7. All his things are at your place
If you notice that his things are at your place, it could be a sign that he’s using you for a place to live.
He may not intend to move out on his own or get married anytime soon.
Even if he’s been staying with you for a while, it’s not normal for someone to get by without having their own space.
8. He has no job
If your boyfriend is using you for a place to live, he will probably be unemployed.
If he doesn’t have a job, then he has no income and no way to provide for himself.
Even when he does work, it’s part-time or temporary.
So he may have decided that it’s easier to move in with his girlfriend than it is to get his own place.
9. He is a little aloof, but he can be affectionate when he wants
If your boyfriend is distant and sweet only when he needs something from you—for example, if he’s sleeping on the couch but suddenly wants to come into bed with you at night or borrows money for things like groceries before making plans together—he may be using you for a place to live.
If he is unavailable when you need him or makes himself scarce until there’s something in it for him, that means he only wants to spend time with you when it’s convenient for him.

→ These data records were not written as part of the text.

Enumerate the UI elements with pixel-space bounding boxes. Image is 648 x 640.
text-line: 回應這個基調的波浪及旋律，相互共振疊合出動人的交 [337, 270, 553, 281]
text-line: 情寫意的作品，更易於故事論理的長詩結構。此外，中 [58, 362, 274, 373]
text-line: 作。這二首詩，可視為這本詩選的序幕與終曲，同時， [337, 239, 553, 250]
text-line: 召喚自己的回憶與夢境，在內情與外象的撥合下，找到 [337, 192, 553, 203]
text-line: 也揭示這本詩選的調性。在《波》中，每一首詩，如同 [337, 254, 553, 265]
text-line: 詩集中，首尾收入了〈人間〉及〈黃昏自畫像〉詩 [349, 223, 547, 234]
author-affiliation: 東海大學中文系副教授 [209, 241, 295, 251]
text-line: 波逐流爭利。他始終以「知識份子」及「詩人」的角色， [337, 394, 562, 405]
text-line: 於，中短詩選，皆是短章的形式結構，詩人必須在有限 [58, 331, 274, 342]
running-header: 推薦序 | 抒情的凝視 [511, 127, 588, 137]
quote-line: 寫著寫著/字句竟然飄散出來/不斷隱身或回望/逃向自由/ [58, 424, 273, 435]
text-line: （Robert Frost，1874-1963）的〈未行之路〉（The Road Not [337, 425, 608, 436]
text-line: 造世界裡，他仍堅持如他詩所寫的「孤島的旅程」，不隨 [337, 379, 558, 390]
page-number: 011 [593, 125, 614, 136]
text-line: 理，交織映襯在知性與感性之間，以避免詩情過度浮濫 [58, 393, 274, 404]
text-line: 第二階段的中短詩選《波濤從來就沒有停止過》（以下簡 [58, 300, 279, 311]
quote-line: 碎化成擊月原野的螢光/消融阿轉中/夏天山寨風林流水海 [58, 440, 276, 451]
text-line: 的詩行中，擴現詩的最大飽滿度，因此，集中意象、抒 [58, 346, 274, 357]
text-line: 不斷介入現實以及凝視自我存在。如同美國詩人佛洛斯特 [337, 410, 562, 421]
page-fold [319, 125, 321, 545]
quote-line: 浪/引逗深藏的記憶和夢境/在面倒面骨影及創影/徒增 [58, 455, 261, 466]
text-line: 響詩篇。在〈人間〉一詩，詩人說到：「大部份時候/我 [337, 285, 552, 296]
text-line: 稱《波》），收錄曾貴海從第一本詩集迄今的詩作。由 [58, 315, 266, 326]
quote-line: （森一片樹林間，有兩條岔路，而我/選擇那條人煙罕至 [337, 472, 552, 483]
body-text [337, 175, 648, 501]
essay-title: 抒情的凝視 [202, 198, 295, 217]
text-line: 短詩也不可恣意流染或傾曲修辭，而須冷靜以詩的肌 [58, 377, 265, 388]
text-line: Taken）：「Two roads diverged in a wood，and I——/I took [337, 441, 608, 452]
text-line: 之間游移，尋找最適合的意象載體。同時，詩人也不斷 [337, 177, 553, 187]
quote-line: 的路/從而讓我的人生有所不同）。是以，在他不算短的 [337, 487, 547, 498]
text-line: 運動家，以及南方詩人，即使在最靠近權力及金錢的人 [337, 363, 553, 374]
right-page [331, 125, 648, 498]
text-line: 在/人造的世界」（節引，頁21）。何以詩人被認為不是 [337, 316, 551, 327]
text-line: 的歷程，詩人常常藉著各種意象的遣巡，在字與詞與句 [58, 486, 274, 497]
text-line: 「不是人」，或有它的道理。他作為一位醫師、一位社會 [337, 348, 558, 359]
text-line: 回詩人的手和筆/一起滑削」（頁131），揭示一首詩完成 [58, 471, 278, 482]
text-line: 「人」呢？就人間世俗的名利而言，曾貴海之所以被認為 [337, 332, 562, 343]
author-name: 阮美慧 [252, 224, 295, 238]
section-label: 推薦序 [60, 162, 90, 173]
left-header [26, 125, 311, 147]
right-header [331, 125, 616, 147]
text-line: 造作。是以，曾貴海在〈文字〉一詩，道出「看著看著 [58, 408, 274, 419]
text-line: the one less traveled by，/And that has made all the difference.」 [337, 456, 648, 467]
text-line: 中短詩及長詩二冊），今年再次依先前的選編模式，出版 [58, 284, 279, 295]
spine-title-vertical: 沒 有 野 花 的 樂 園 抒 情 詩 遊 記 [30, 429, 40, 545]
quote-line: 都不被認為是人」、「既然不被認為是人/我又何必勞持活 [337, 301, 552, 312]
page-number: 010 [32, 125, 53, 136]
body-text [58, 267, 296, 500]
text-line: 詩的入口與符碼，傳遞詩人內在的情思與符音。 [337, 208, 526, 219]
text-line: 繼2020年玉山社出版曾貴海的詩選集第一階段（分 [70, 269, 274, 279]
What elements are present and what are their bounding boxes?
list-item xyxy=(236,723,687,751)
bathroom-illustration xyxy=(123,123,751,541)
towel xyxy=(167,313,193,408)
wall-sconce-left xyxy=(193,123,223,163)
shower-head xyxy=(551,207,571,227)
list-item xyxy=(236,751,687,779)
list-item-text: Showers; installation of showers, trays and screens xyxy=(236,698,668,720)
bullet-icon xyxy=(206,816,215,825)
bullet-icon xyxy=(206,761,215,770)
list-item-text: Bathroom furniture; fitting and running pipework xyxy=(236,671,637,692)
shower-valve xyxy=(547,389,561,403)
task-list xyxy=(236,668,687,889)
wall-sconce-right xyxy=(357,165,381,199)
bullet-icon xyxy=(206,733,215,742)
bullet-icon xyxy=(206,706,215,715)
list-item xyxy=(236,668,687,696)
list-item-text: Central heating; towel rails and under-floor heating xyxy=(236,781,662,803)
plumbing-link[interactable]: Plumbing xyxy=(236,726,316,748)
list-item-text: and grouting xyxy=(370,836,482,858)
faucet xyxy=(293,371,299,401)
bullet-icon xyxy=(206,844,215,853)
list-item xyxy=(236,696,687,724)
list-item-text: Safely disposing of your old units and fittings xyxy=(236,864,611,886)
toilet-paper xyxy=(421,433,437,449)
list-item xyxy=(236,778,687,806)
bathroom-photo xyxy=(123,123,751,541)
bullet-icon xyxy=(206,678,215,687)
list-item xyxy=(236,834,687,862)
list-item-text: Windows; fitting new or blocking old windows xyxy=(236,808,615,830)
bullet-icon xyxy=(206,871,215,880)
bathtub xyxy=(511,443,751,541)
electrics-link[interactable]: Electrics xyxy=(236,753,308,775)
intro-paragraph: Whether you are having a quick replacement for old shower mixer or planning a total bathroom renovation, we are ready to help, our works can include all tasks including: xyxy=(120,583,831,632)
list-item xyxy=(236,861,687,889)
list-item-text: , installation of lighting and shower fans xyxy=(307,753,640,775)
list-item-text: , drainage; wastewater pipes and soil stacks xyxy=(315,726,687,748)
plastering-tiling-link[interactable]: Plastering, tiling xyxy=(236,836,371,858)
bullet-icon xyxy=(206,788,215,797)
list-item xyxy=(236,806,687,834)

He might pretend to be interested in your problems so that you will do something that benefits him.
He is a user, not a boyfriend!
What To Do If He’s Using You For a Place To Live
1. Talk to your boyfriend
Have an honest and open conversation with your boyfriend about how you feel.
Express your concerns and ask him if he is only with you for a place to live.
Of course, you don’t expect him to tell you he’s using you for a place to live.
You are just trying to communicate maturely with him and let him know you are not oblivious to his intentions.
2. Consider your own feelings
Think about how you feel in the relationship.
Do you feel happy, valued, and loved?
Or do you feel used and unappreciated?
If your boyfriend is only using you as a place to live, you will likely feel used and taken for granted.
But if he’s a good boyfriend, even though he’s living in your house, maybe you can compromise on some things, so you can continue your relationship with him while he stops being a parasite to you in your apartment.
3. Set boundaries
If you decide to continue the relationship, I suggest you set clear boundaries.
Let him understand what you expect from him.
he can’t bring in guests without your consent
he should get a job and contribute to paying the bills
he must be involved in doing household chores etc.
4. Seek support
Talk to someone you trust, like a friend or family member, about your situation.
They can give you strategies on how to deal with him.
They may have been in the same situation before and can offer tips on getting out of it.
5. Consider your options
If nothing works and you are tired of housing him, consider sending him out of your house or ending the relationship.
Nothing good can come out of a relationship where one feels used.